The resulting encrypted hash can’t be used for data verification by the untrusted device, but it can be used as a form of “token” referring to a given data block for reuse purposes.

Finally, the whole original FileInfo (in protobuf form) is encrypted using XChaCha20-Poly1305 with the file key and attached to the fake FileInfo. This is retained on the untrusted side and passed along to trusted devices, where it will be used in place of the fake FileInfo.

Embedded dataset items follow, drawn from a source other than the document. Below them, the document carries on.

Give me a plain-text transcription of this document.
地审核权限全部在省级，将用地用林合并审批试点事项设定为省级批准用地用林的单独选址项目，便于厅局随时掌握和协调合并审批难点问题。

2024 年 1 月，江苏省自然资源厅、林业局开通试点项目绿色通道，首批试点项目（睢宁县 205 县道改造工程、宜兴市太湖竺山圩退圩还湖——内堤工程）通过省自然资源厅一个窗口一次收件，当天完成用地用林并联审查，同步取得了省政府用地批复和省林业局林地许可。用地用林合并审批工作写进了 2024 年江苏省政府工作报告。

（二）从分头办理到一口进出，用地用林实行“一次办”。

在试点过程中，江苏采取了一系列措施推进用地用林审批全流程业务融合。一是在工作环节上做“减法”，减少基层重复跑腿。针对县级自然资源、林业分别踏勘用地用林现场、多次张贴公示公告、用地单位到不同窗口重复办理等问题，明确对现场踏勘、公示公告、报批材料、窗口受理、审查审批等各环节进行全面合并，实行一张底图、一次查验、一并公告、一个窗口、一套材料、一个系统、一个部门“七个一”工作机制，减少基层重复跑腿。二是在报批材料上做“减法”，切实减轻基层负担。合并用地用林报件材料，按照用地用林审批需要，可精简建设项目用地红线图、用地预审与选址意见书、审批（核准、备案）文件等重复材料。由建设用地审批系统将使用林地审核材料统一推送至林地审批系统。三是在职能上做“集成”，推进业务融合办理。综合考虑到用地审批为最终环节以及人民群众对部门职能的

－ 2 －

digraph g { graph [ rankdir = "LR" ] "fileinfo" [ label = "encrypted name | ... | adjusted size | ... | <b> encrypted blocks | adjusted block size | encrypted metadata" shape = "record" ] "blocks" [ label = "{ <a> offset + n * overhead | size + overhead | encrypted hash } | { <a> offset + n * overhead | size + overhead | encrypted hash } | ..." shape = "record" ] fileinfo:b -> blocks:a }

Incoming Metadata

File metadata sent from the untrusted device is always decrypted. This means the original FileInfo is discarded and the attached encrypted FileInfo is decrypted and used instead. If the FileInfo does not decrypt it’s considered a protocol error and the connection is dropped. This means only file metadata created by a trusted device is accepted.

Data Encryption

When an untrusted device makes a request for a data block, the trusted device:

  1. decrypts the given filename,

  2. reads the corresponding plaintext data block,

  3. pads the block with random data if the read returned less than 1024 bytes,

  4. encrypts it using the file encryption key and a random nonce, and

  5. responds with the result.

digraph g { graph [ rankdir = "LR" ] "u" [ label = "<h> plaintext (variable)" shape = "record" ] "e" [ label = "nonce (24 B) | <h> ciphertext (variable) | tag (16 B)" shape = "record" ] u:h -> e:h [ label = "XChaCha20-Poly1305" ] }

This is repeated for all required blocks. At the end, the untrusted device appends the fake FileInfo (which includes the original, encrypted, FileInfo) to the file. This serves no purpose during normal operations, but enables offline decryption of an encrypted folder without database access and, in principle, scanning an encrypted folder to populate the database should it be lost or corrupted.

digraph g { graph [ rankdir = "LR" ] "u" [ label = "<b0> plaintext block | <b1> plaintext block | ..." shape = "record" ] "e" [ label = "<b0> encrypted block | <b1> encrypted block | ... | FileInfo (variable) | len(FileInfo) (uint32)" shape = "record" ] u:b0 -> e:b0 [ label = "encryption" ] u:b1 -> e:b1 }

Incoming Data

Making a request to an untrusted device is mostly the reverse of the above. The file name is encrypted and the block offset and size adjusted. The resulting data is decrypted and thereby also authenticated, meaning it must have originated on a trusted device. Contrary to the usual case we cannot simply make arbitrary range requests – only the precise blocks that were encrypted to begin with will decrypt properly.